Built this for racing on go kart tracks. Top speed is 45mph. It'd go faster, but geared for the tracks. Modified china motor, custom cannonball tank, cafe seat, welded gussets, weighing in at 48lbs.


----------



## rocketman (Dec 23, 2015)

Bike has a great attitude to it, neat tank also. Im planning to put together a board track racer from a 20's motorbike frame and will be watching this CABE section for tips and idea's. Im planning to go with the China made 80cc kit and read there are a few things to do to them for improvement. Are you satisfied with the engine and anything I might need to focus on?  Thanks


----------



## bairdco (Dec 23, 2015)

The engines are junk. That being said, I used to derive some sort of masochistic pleasure out of tweeking every bit of horsepower out of them, modifying them to double and triple their horsepower, only to have them implode into chinese slag at the track.

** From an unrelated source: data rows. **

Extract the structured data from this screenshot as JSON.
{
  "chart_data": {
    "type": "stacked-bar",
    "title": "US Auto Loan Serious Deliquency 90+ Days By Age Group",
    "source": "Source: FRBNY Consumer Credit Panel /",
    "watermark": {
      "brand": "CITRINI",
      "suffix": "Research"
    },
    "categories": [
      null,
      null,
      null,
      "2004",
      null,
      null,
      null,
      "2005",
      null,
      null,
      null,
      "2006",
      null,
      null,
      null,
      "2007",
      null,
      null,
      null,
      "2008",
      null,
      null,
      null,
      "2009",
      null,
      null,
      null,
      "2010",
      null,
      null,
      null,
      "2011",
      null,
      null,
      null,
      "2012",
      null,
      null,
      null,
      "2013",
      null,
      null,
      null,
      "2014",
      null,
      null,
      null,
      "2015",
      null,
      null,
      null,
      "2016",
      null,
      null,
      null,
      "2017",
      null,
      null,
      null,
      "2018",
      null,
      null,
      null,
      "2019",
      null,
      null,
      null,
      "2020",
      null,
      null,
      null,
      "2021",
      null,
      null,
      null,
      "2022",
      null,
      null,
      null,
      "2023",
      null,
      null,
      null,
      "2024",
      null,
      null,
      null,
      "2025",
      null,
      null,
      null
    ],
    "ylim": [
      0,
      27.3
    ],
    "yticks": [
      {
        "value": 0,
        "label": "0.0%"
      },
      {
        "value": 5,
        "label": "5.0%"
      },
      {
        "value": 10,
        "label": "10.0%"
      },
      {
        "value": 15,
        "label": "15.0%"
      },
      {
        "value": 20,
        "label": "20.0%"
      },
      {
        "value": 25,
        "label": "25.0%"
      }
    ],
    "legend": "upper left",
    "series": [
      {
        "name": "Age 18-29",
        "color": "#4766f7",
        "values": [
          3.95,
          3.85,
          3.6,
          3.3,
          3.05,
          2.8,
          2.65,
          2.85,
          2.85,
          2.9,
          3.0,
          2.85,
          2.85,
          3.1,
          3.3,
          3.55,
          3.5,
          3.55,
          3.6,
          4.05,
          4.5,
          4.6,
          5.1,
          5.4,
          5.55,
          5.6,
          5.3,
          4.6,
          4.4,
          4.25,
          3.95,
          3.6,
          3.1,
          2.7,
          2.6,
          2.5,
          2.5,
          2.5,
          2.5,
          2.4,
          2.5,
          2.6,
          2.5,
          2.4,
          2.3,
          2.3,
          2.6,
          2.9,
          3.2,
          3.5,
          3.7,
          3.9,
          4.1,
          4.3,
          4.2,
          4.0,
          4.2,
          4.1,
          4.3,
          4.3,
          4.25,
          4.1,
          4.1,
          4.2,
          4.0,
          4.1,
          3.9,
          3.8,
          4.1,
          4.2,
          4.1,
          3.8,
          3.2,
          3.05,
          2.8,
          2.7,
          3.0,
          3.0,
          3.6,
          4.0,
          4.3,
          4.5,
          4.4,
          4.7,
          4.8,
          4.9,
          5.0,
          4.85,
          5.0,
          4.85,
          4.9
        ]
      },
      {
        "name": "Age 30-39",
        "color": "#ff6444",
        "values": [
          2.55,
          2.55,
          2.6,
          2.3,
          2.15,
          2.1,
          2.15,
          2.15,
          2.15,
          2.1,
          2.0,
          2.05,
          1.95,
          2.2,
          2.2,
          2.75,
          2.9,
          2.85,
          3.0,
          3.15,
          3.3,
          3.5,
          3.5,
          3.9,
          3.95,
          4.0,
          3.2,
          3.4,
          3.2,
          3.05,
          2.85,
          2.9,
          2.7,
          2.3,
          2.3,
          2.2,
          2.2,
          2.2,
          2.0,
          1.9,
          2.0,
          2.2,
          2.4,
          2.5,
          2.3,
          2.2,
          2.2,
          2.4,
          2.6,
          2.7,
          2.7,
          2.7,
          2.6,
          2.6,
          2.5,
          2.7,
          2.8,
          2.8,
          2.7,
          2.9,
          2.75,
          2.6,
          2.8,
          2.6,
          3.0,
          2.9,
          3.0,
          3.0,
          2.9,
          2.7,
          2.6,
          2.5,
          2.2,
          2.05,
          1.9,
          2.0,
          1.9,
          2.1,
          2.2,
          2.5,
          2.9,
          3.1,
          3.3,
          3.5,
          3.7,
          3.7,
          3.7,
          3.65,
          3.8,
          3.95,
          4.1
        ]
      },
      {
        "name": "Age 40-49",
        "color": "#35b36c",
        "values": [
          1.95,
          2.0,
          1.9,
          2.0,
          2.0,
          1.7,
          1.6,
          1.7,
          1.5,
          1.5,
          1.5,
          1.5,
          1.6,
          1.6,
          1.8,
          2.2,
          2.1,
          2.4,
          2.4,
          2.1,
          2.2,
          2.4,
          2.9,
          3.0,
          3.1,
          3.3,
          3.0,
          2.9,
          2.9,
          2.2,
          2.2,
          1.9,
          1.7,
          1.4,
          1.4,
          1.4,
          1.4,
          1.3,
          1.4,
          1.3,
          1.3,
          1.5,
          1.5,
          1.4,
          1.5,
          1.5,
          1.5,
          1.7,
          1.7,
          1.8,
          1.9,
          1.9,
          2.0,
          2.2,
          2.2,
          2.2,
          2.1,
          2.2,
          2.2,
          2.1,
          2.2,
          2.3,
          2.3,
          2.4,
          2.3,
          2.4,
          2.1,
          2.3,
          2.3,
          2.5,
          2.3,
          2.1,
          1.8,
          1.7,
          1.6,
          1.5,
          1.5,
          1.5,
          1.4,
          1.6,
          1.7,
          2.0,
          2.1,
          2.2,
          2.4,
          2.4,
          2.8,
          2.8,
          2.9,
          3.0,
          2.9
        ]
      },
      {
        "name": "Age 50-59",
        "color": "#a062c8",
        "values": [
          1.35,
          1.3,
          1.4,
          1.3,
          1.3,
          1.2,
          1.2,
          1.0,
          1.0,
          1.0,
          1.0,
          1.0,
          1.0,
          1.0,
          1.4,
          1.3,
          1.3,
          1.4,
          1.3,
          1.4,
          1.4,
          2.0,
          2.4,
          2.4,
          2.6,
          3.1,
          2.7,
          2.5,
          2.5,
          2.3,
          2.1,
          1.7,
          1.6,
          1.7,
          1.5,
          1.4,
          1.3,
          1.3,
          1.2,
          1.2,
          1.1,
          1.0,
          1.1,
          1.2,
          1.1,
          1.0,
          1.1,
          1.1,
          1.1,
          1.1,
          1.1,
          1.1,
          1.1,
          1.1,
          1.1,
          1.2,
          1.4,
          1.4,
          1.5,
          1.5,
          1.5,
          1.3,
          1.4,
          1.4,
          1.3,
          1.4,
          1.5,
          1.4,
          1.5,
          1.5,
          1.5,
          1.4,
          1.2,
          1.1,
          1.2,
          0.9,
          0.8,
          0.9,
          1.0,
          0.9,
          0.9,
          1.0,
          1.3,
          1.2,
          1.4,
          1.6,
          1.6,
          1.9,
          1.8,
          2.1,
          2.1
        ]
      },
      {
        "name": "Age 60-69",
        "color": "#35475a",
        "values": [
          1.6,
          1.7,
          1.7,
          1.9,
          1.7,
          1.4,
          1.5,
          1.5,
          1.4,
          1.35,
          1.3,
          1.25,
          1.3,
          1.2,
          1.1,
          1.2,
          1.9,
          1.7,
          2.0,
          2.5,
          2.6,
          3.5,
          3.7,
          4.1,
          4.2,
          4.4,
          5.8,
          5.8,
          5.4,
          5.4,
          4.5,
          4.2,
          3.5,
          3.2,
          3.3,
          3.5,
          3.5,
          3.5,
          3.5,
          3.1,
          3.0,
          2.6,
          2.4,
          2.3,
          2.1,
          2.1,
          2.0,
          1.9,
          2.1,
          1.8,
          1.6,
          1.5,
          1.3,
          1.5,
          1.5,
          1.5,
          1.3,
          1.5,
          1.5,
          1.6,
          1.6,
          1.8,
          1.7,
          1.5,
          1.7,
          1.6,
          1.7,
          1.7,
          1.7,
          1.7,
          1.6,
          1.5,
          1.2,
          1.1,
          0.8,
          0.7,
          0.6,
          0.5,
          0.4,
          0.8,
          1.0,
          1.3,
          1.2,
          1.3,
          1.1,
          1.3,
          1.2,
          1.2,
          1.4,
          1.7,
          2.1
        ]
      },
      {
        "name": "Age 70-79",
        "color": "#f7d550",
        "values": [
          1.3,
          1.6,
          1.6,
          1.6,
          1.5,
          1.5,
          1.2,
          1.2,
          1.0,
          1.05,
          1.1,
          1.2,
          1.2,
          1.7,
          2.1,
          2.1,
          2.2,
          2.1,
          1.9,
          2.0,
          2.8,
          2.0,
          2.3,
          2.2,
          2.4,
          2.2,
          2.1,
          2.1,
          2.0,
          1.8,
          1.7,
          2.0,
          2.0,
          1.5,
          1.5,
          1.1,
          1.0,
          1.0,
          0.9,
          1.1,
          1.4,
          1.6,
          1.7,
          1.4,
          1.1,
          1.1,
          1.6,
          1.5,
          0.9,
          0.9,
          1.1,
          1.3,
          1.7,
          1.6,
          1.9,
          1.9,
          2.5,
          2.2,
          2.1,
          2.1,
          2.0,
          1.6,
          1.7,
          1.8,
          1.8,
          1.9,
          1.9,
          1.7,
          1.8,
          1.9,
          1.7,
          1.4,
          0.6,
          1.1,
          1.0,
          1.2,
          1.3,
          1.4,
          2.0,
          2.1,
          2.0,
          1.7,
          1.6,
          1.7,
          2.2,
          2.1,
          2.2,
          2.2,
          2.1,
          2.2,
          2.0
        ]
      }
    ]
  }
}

I've built a ton of crazy motorized bikes, but I'm not interested in pursuing the chinese motor builds anymore due to the crappy design of the motors.

The bike pictured is the last one I have, and when it blows up, I'll sell it, or convert it into a custom pedal bike. 

There's a race april 2 at the Grange kart track outside of Victorville, CA, and I predict that will be my last race on a china motored bike.

I do have a NOS minarelli V1 moped motor I hope to build a completely custom race bike around, and hope to have it together for that race.

As for your motobike build, here's a Colson Flyer I built a few years ago, to give you some ideas...


----------



## rocketman (Dec 23, 2015)

Awesome Colson, great detail. Are you a pedal to the metal guy where these engines grenade? Would average speed conditions and pm upkeep on them help the motor life? Thanks for your input......Roger


----------



## bairdco (Dec 24, 2015)

Racing and everday use are totally different. I've built bikes for cruising that have lasted 10k miles, not totally trouble-free, but minor enough problems that were mostly easy fixes.

For race bikes, my reasoning is, if it crosses the finish line (mostly) in one piece,  it's a good day. We've taken the 2.5hp and boosted it up to 10+, with extreme modifications over the past 5 years.

Unfortunately,  I've had more failures than successes, and got tired of DNFs on the track, so I want to go a different route with the italian minarelli motor.

If you're mechanically inclined, these chinese motors can be pretty fun. They're cheap, easy to work on, and there's a lot of really cool builds out there.

There's a wealth of info at motorbicycling.com


----------



## rocketman (Dec 24, 2015)

thanks for the help and its obvious your a competitor and these little motors should be fine for my needs for my winter build project. I will check out this site you gave me. Thanks, again..................


----------



## militarymonark (Dec 24, 2015)

have any videos running on the track?


----------



## bairdco (Dec 24, 2015)

Can't post links on my phone, but if you go on youtube and search "bairdco" you'll find the "death race" main from a few years ago in Phoenix,  where I'm on a bike with an aluminum covered rear wheel.

And search "grange motorized bicycle racing" and a bunch of videos should pop up.


----------